Databricks introduced a public preview of GPU and LLM optimization support for Databricks Model Serving. This new feature enables the deployment of various AI models, including LLMs and Vision models, on the Lakehouse Platform.
Databricks Model Serving offers automatic optimization for LLM Serving, delivering high-performance results without the need for manual configuration. According to Databricks, it’s the first serverless GPU serving product built on a unified data and AI platform, allowing users to create and deploy GenAI applications seamlessly within a single platform, covering everything from data ingestion to model deployment and monitoring.
Databricks Model Serving simplifies the deployment of AI models, making it easy even for users without deep infrastructure knowledge. Users can deploy a wide range of models, including natural language, vision, audio, tabular, or custom models, regardless of how they were trained (from scratch, open-source, or fine-tuned with proprietary data).

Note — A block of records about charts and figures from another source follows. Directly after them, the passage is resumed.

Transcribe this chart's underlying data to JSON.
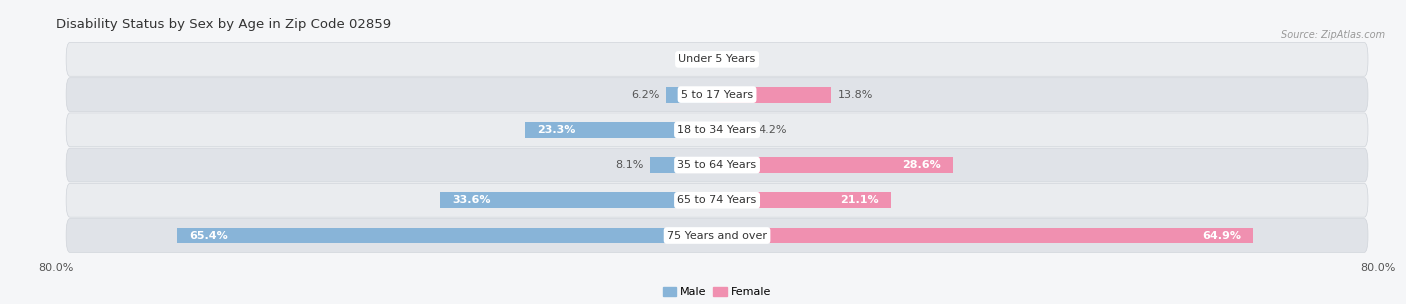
{
  "title": "Disability Status by Sex by Age in Zip Code 02859",
  "source": "Source: ZipAtlas.com",
  "categories": [
    "Under 5 Years",
    "5 to 17 Years",
    "18 to 34 Years",
    "35 to 64 Years",
    "65 to 74 Years",
    "75 Years and over"
  ],
  "male_values": [
    0.0,
    6.2,
    23.3,
    8.1,
    33.6,
    65.4
  ],
  "female_values": [
    0.0,
    13.8,
    4.2,
    28.6,
    21.1,
    64.9
  ],
  "male_color": "#88b4d8",
  "female_color": "#f090b0",
  "male_label": "Male",
  "female_label": "Female",
  "xlim": 80.0,
  "row_colors": [
    "#eaecef",
    "#e0e3e8",
    "#eaecef",
    "#e0e3e8",
    "#eaecef",
    "#e0e3e8"
  ],
  "row_divider_color": "#d0d4da",
  "background_color": "#f5f6f8",
  "title_fontsize": 9.5,
  "label_fontsize": 8,
  "cat_fontsize": 8,
  "bar_height": 0.45,
  "inside_label_threshold": 15
}
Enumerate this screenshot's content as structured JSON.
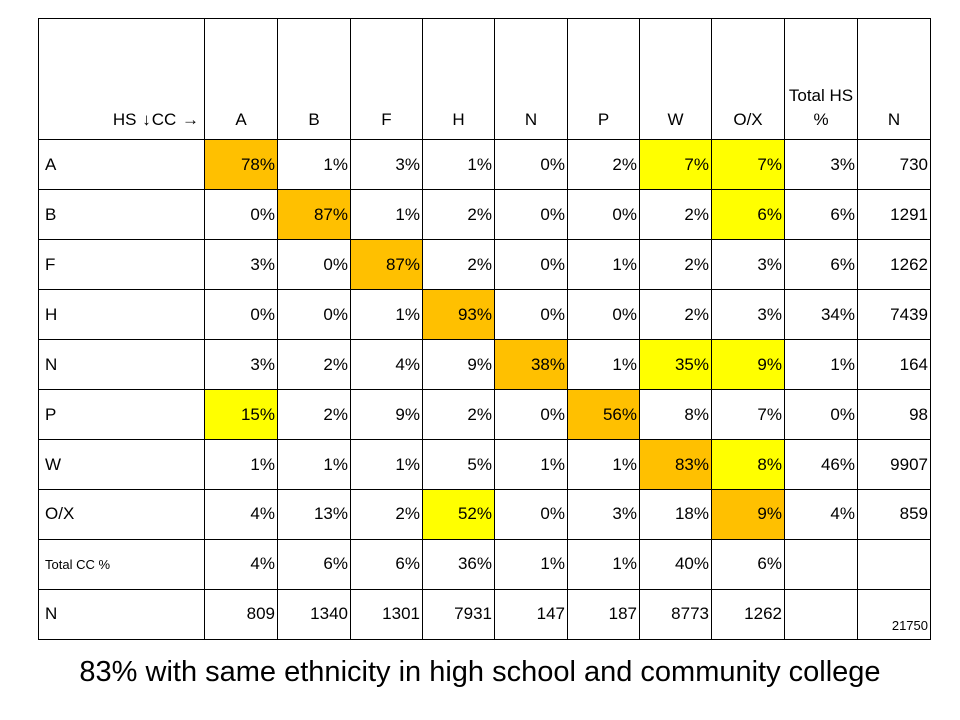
{
  "chart_data": {
    "type": "table",
    "corner": {
      "row_label": "HS",
      "row_arrow": "down-arrow-icon",
      "col_label": "CC",
      "col_arrow": "right-arrow-icon"
    },
    "columns": [
      "A",
      "B",
      "F",
      "H",
      "N",
      "P",
      "W",
      "O/X",
      "Total HS %",
      "N"
    ],
    "rows": [
      {
        "label": "A",
        "cells": [
          "78%",
          "1%",
          "3%",
          "1%",
          "0%",
          "2%",
          "7%",
          "7%",
          "3%",
          "730"
        ],
        "highlight": [
          "orange",
          null,
          null,
          null,
          null,
          null,
          "yellow",
          "yellow",
          null,
          null
        ]
      },
      {
        "label": "B",
        "cells": [
          "0%",
          "87%",
          "1%",
          "2%",
          "0%",
          "0%",
          "2%",
          "6%",
          "6%",
          "1291"
        ],
        "highlight": [
          null,
          "orange",
          null,
          null,
          null,
          null,
          null,
          "yellow",
          null,
          null
        ]
      },
      {
        "label": "F",
        "cells": [
          "3%",
          "0%",
          "87%",
          "2%",
          "0%",
          "1%",
          "2%",
          "3%",
          "6%",
          "1262"
        ],
        "highlight": [
          null,
          null,
          "orange",
          null,
          null,
          null,
          null,
          null,
          null,
          null
        ]
      },
      {
        "label": "H",
        "cells": [
          "0%",
          "0%",
          "1%",
          "93%",
          "0%",
          "0%",
          "2%",
          "3%",
          "34%",
          "7439"
        ],
        "highlight": [
          null,
          null,
          null,
          "orange",
          null,
          null,
          null,
          null,
          null,
          null
        ]
      },
      {
        "label": "N",
        "cells": [
          "3%",
          "2%",
          "4%",
          "9%",
          "38%",
          "1%",
          "35%",
          "9%",
          "1%",
          "164"
        ],
        "highlight": [
          null,
          null,
          null,
          null,
          "orange",
          null,
          "yellow",
          "yellow",
          null,
          null
        ]
      },
      {
        "label": "P",
        "cells": [
          "15%",
          "2%",
          "9%",
          "2%",
          "0%",
          "56%",
          "8%",
          "7%",
          "0%",
          "98"
        ],
        "highlight": [
          "yellow",
          null,
          null,
          null,
          null,
          "orange",
          null,
          null,
          null,
          null
        ]
      },
      {
        "label": "W",
        "cells": [
          "1%",
          "1%",
          "1%",
          "5%",
          "1%",
          "1%",
          "83%",
          "8%",
          "46%",
          "9907"
        ],
        "highlight": [
          null,
          null,
          null,
          null,
          null,
          null,
          "orange",
          "yellow",
          null,
          null
        ]
      },
      {
        "label": "O/X",
        "cells": [
          "4%",
          "13%",
          "2%",
          "52%",
          "0%",
          "3%",
          "18%",
          "9%",
          "4%",
          "859"
        ],
        "highlight": [
          null,
          null,
          null,
          "yellow",
          null,
          null,
          null,
          "orange",
          null,
          null
        ]
      },
      {
        "label": "Total CC %",
        "small": true,
        "cells": [
          "4%",
          "6%",
          "6%",
          "36%",
          "1%",
          "1%",
          "40%",
          "6%",
          "",
          ""
        ],
        "highlight": [
          null,
          null,
          null,
          null,
          null,
          null,
          null,
          null,
          null,
          null
        ]
      },
      {
        "label": "N",
        "cells": [
          "809",
          "1340",
          "1301",
          "7931",
          "147",
          "187",
          "8773",
          "1262",
          "",
          "21750"
        ],
        "highlight": [
          null,
          null,
          null,
          null,
          null,
          null,
          null,
          null,
          null,
          null
        ]
      }
    ],
    "colors": {
      "yellow": "#ffff00",
      "orange": "#ffc000"
    }
  },
  "caption": "83% with same ethnicity in high school and community college"
}
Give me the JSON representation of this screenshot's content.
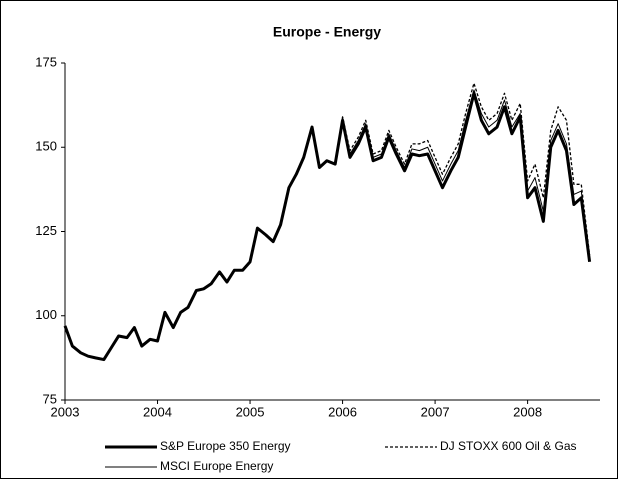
{
  "chart_data": {
    "type": "line",
    "title": "Europe - Energy",
    "x": [
      2003,
      2003.08,
      2003.17,
      2003.25,
      2003.33,
      2003.42,
      2003.5,
      2003.58,
      2003.67,
      2003.75,
      2003.83,
      2003.92,
      2004,
      2004.08,
      2004.17,
      2004.25,
      2004.33,
      2004.42,
      2004.5,
      2004.58,
      2004.67,
      2004.75,
      2004.83,
      2004.92,
      2005,
      2005.08,
      2005.17,
      2005.25,
      2005.33,
      2005.42,
      2005.5,
      2005.58,
      2005.67,
      2005.75,
      2005.83,
      2005.92,
      2006,
      2006.08,
      2006.17,
      2006.25,
      2006.33,
      2006.42,
      2006.5,
      2006.58,
      2006.67,
      2006.75,
      2006.83,
      2006.92,
      2007,
      2007.08,
      2007.17,
      2007.25,
      2007.33,
      2007.42,
      2007.5,
      2007.58,
      2007.67,
      2007.75,
      2007.83,
      2007.92,
      2008,
      2008.08,
      2008.17,
      2008.25,
      2008.33,
      2008.42,
      2008.5,
      2008.58,
      2008.67
    ],
    "series": [
      {
        "name": "S&P Europe 350 Energy",
        "color": "#000000",
        "line_width": 3,
        "dashed": false,
        "values": [
          97,
          91,
          89,
          88,
          87.5,
          87,
          90.5,
          94,
          93.5,
          96.5,
          91,
          93,
          92.5,
          101,
          96.5,
          101,
          102.5,
          107.5,
          108,
          109.5,
          113,
          110,
          113.5,
          113.5,
          116,
          126,
          124,
          122,
          127,
          138,
          142,
          147,
          156,
          144,
          146,
          145,
          158,
          147,
          151,
          156,
          146,
          147,
          153,
          148,
          143,
          148,
          147.5,
          148,
          143,
          138,
          143,
          147,
          156,
          166,
          158,
          154,
          156,
          162,
          154,
          159,
          135,
          138,
          128,
          150,
          155,
          149,
          133,
          135,
          116
        ]
      },
      {
        "name": "DJ STOXX 600 Oil & Gas",
        "color": "#000000",
        "line_width": 1.3,
        "dashed": true,
        "values": [
          97,
          91,
          89,
          88,
          87.5,
          87,
          90.5,
          94,
          93.5,
          96.5,
          91,
          93,
          92.5,
          101,
          96.5,
          101,
          102.5,
          107.5,
          108,
          109.5,
          113,
          110,
          113.5,
          113.5,
          116,
          126,
          124,
          122,
          127,
          138,
          142,
          147,
          156,
          144,
          146,
          145,
          159,
          149,
          153,
          158,
          148,
          149,
          155,
          150,
          145,
          151,
          151,
          152,
          147,
          142,
          147,
          151,
          160,
          169,
          162,
          158,
          160,
          166,
          158,
          163,
          140,
          145,
          135,
          155,
          162,
          158,
          139,
          139,
          118
        ]
      },
      {
        "name": "MSCI Europe Energy",
        "color": "#000000",
        "line_width": 1,
        "dashed": false,
        "values": [
          97,
          91,
          89,
          88,
          87.5,
          87,
          90.5,
          94,
          93.5,
          96.5,
          91,
          93,
          92.5,
          101,
          96.5,
          101,
          102.5,
          107.5,
          108,
          109.5,
          113,
          110,
          113.5,
          113.5,
          116,
          126,
          124,
          122,
          127,
          138,
          142,
          147,
          156,
          144,
          146,
          145,
          159,
          148,
          152,
          157,
          147,
          148,
          154,
          149,
          144,
          149.5,
          149,
          150,
          145,
          140,
          145,
          149,
          158,
          167,
          160,
          156,
          158,
          164,
          156,
          160,
          137,
          141,
          131,
          152,
          157,
          151,
          136,
          137,
          117
        ]
      }
    ],
    "xlim": [
      2003,
      2008.75
    ],
    "xticks": [
      2003,
      2004,
      2005,
      2006,
      2007,
      2008
    ],
    "ylim": [
      75,
      175
    ],
    "yticks": [
      75,
      100,
      125,
      150,
      175
    ],
    "grid": false
  }
}
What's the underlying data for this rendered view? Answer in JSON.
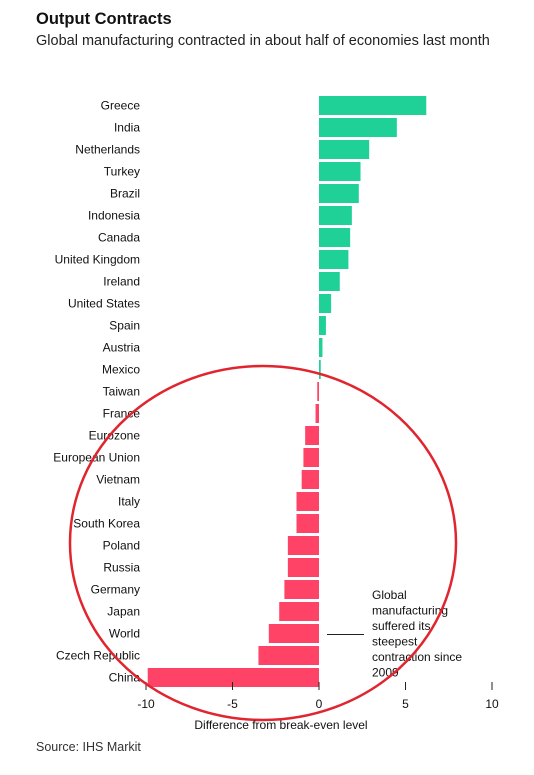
{
  "header": {
    "title": "Output Contracts",
    "subtitle": "Global manufacturing contracted in about half of economies last month"
  },
  "footer": {
    "source": "Source: IHS Markit"
  },
  "colors": {
    "positive": "#1fd196",
    "negative": "#ff4366",
    "annotation_line": "#222222",
    "circle": "#e0252f"
  },
  "chart_data": {
    "type": "bar",
    "orientation": "horizontal",
    "categories": [
      "Greece",
      "India",
      "Netherlands",
      "Turkey",
      "Brazil",
      "Indonesia",
      "Canada",
      "United Kingdom",
      "Ireland",
      "United States",
      "Spain",
      "Austria",
      "Mexico",
      "Taiwan",
      "France",
      "Eurozone",
      "European Union",
      "Vietnam",
      "Italy",
      "South Korea",
      "Poland",
      "Russia",
      "Germany",
      "Japan",
      "World",
      "Czech Republic",
      "China"
    ],
    "values": [
      6.2,
      4.5,
      2.9,
      2.4,
      2.3,
      1.9,
      1.8,
      1.7,
      1.2,
      0.7,
      0.4,
      0.2,
      0.1,
      -0.1,
      -0.2,
      -0.8,
      -0.9,
      -1.0,
      -1.3,
      -1.3,
      -1.8,
      -1.8,
      -2.0,
      -2.3,
      -2.9,
      -3.5,
      -9.9
    ],
    "xlabel": "Difference from break-even level",
    "xlim": [
      -10,
      10
    ],
    "xticks": [
      -10,
      -5,
      0,
      5,
      10
    ],
    "xtick_labels": [
      "-10",
      "-5",
      "0",
      "5",
      "10"
    ],
    "annotation": {
      "target": "World",
      "lines": [
        "Global",
        "manufacturing",
        "suffered its",
        "steepest",
        "contraction since",
        "2009"
      ]
    }
  }
}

Just log your model with MLflow, and Databricks Model Serving will automatically prepare a production-ready container with GPU libraries like CUDA and deploy it to serverless GPUs. This fully managed service handles everything from managing instances, maintaining version compatibility, to patching versions. It also automatically adjusts instance scaling to match traffic patterns, saving on infrastructure costs while optimizing performance and latency.
Databricks Model Serving has introduced optimizations for serving large language models (LLM) more efficiently, resulting in up to a 3-5x reduction in latency and cost. To use Optimized LLM Serving, you simply provide the model and its weights, and Databricks takes care of the rest, ensuring your model performs optimally.
This streamlines the process, allowing you to concentrate on integrating LLM into your application rather than dealing with low-level model optimization. Currently, Databricks Model Serving automatically optimizes MPT and Llama2 models, with plans to support additional models in the future.